These homemade candy bars, filled with a soft and chewy coconut filling and crunchy toasted almonds, are a delight. You might even say they are a joy. An almond-coconut joy. Catch my drift?
Now we’re not in the business of infringing on any candy copyrights, so I won’t pretend that these are the exact same joyful candy bars you might be familiar with from store shelves. I will say, though, that the resemblance is uncanny.
Two whole almonds sit atop a sweetly tropical coconut filling, just like…well, you know. The only difference is that I like to use dark chocolate, to counteract the sweetness of the coconut. But if you’re a milk chocolate loyalist, you can certainly substitute a lighter chocolate instead. Ready to rock?
Almond-Coconut Candy Bars
yield: 30-40 candy bars, depending on how you cut them
First things first: prepare your fancy candy bar receptacle by lining a 9×13-inch pan with aluminum foil and spraying the foil with nonstick cooking spray.
In a large bowl, combine the sweetened condensed milk, the vanilla, and the salt. Stir them together until they’re well-mixed. If your room is fairly cold and the condensed milk is thick and hard to stir, microwave it for 10-15 seconds, just so that it loosens up and is easier to work with.
Next add the powdered sugar to the bowl with condensed milk, and stir it in.
It may be difficult to incorporate it all at first, but keep stirring and you should soon have a thick, smooth mixture like this.
Now for the star ingredient: the coconut! Add it all at once and mix it with the condensed milk until there are no dry patches remaining. This can be done with a mixer, but I like using a wooden spoon–stirring burns calories that can later be eaten in the form of candy bars!
Your final coconut mixture should be sticky but fairly stiff. If it’s runny add a bit more coconut, and if it’s very dry, add a bit more condensed milk. Coconut can have different moisture levels depending on its age and how it was stored, so there’s some trial and error involved in getting a texture you love.
Scrape the coconut into the prepared pan. Wet your palms and press the coconut into a thin, even layer. You can control how thick you want the coconut layer to be. I prefer my coconut to be about 1/2-inch thick, so I don’t cover the entire pan–I use about 3/4 of it and leave the rest of the pan empty.
Use a knife or a pizza wheel to lightly mark the top of the coconut into bars. This is optional, but it keeps your candy bars the same size and helps immensely in almond placement.
Hey, speaking of almonds, let’s get those on the candy bars, stat! Take your roasted almonds and press them into the sticky coconut top. I use 2 per bar, to stay traditional, but you can use more or less, to taste. Once all the almonds are placed, refrigerate your pan to firm up the coconut, for about an hour.
Once the coconut is firm enough to cut, take it out of the refrigerator. Lift the candy from the pan using the foil as handles. Use a large sharp knife to cut your bars along the lines you marked earlier. Almost done…we just need to add some chocolate!

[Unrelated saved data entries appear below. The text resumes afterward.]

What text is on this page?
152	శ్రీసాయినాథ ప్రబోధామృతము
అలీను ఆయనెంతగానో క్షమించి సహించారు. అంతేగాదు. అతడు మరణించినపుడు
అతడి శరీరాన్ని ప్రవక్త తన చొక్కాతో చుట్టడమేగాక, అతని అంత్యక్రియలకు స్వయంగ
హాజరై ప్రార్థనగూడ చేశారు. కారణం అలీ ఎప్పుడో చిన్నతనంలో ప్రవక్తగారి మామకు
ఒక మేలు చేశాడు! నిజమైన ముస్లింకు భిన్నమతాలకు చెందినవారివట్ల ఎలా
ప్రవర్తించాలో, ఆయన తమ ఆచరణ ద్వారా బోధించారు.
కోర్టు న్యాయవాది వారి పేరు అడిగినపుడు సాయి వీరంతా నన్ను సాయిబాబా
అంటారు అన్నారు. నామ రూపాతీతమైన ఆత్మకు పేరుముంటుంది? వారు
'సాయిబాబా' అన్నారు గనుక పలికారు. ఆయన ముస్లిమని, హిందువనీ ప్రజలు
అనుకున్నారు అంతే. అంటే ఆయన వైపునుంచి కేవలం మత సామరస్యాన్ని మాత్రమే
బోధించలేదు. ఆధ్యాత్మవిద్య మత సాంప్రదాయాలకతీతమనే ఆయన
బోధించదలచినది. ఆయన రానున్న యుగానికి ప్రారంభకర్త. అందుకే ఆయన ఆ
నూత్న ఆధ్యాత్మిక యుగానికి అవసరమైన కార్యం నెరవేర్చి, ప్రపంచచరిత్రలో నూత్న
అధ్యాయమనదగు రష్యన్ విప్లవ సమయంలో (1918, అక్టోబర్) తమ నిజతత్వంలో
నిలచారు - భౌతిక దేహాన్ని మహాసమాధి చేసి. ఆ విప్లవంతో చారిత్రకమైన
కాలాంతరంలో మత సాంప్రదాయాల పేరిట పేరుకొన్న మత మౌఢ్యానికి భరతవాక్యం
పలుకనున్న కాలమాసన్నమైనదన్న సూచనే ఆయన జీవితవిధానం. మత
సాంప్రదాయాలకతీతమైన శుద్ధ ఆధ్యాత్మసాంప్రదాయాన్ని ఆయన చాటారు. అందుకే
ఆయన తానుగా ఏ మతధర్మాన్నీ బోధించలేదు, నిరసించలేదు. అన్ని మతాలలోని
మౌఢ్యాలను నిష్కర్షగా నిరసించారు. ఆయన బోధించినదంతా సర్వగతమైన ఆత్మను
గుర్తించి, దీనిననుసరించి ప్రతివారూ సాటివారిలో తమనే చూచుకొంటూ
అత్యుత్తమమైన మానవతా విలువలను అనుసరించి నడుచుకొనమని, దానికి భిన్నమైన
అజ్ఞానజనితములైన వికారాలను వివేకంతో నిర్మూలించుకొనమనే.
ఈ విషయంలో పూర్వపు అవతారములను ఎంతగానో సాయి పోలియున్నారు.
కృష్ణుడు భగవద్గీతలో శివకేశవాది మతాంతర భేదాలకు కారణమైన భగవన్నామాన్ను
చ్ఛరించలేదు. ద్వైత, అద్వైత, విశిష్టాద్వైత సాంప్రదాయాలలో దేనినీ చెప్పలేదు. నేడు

Place your chopped chocolate or candy coating in a microwave-safe bowl and microwave it in 30-second increments. Stir it after every 30 seconds so that it doesn’t overheat.
When it’s melted and smooth, use forks or dipping tools to dunk each candy bar in the chocolate, then tap it against the lip of the bowl to remove any excess chocolate. Place the bars on a foil-lined baking sheet to set while you dip the rest. Refrigerate the tray to set the chocolate, for about 10 minutes.

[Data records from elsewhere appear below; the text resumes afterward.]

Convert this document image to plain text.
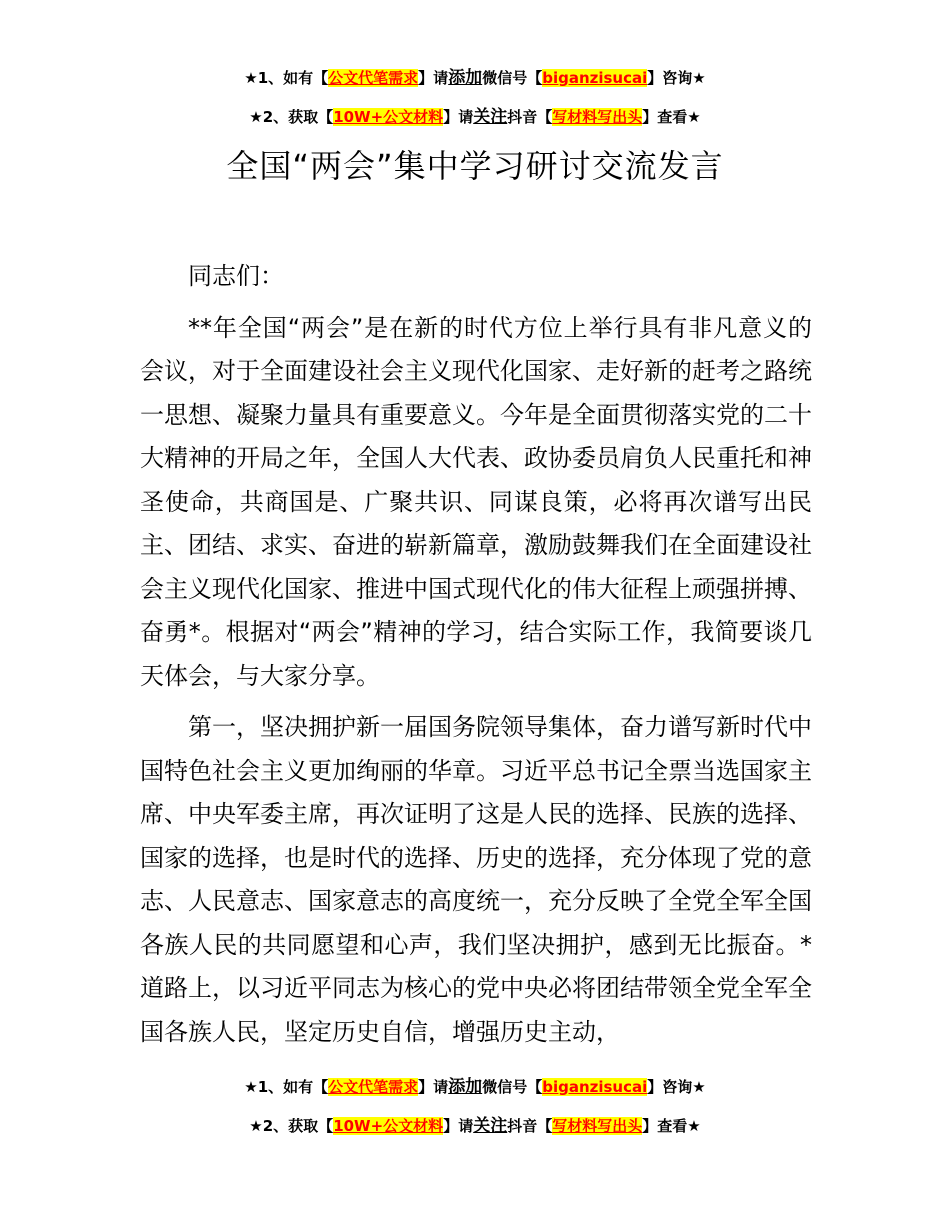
★1、如有【公文代笔需求】请添加微信号【biganzisucai】咨询★
★2、获取【10W+公文材料】请关注抖音【写材料写出头】查看★
全国“两会”集中学习研讨交流发言

同志们：

**年全国“两会”是在新的时代方位上举行具有非凡意义的会议，对于全面建设社会主义现代化国家、走好新的赶考之路统一思想、凝聚力量具有重要意义。今年是全面贯彻落实党的二十大精神的开局之年，全国人大代表、政协委员肩负人民重托和神圣使命，共商国是、广聚共识、同谋良策，必将再次谱写出民主、团结、求实、奋进的崭新篇章，激励鼓舞我们在全面建设社会主义现代化国家、推进中国式现代化的伟大征程上顽强拼搏、奋勇*。根据对“两会”精神的学习，结合实际工作，我简要谈几天体会，与大家分享。

第一，坚决拥护新一届国务院领导集体，奋力谱写新时代中国特色社会主义更加绚丽的华章。习近平总书记全票当选国家主席、中央军委主席，再次证明了这是人民的选择、民族的选择、国家的选择，也是时代的选择、历史的选择，充分体现了党的意志、人民意志、国家意志的高度统一，充分反映了全党全军全国各族人民的共同愿望和心声，我们坚决拥护，感到无比振奋。*道路上，以习近平同志为核心的党中央必将团结带领全党全军全国各族人民，坚定历史自信，增强历史主动，

★1、如有【公文代笔需求】请添加微信号【biganzisucai】咨询★
★2、获取【10W+公文材料】请关注抖音【写材料写出头】查看★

Congratulations, you’ve made your own candy bars! The small size and easy assembly-line nature of these candy bars means they’re the perfect homemade gift. They look beautiful all packaged together, and they’re simple and fast enough to make in large quantities. Coconut candy Christmas, anyone?
Of course, the problem with that idea is that you have to share these with other people. I won’t tell if you hide them away and sneak a few a day as an afternoon pick-me-up. After all, these almond-coconut candy bars are meant to bring you joy!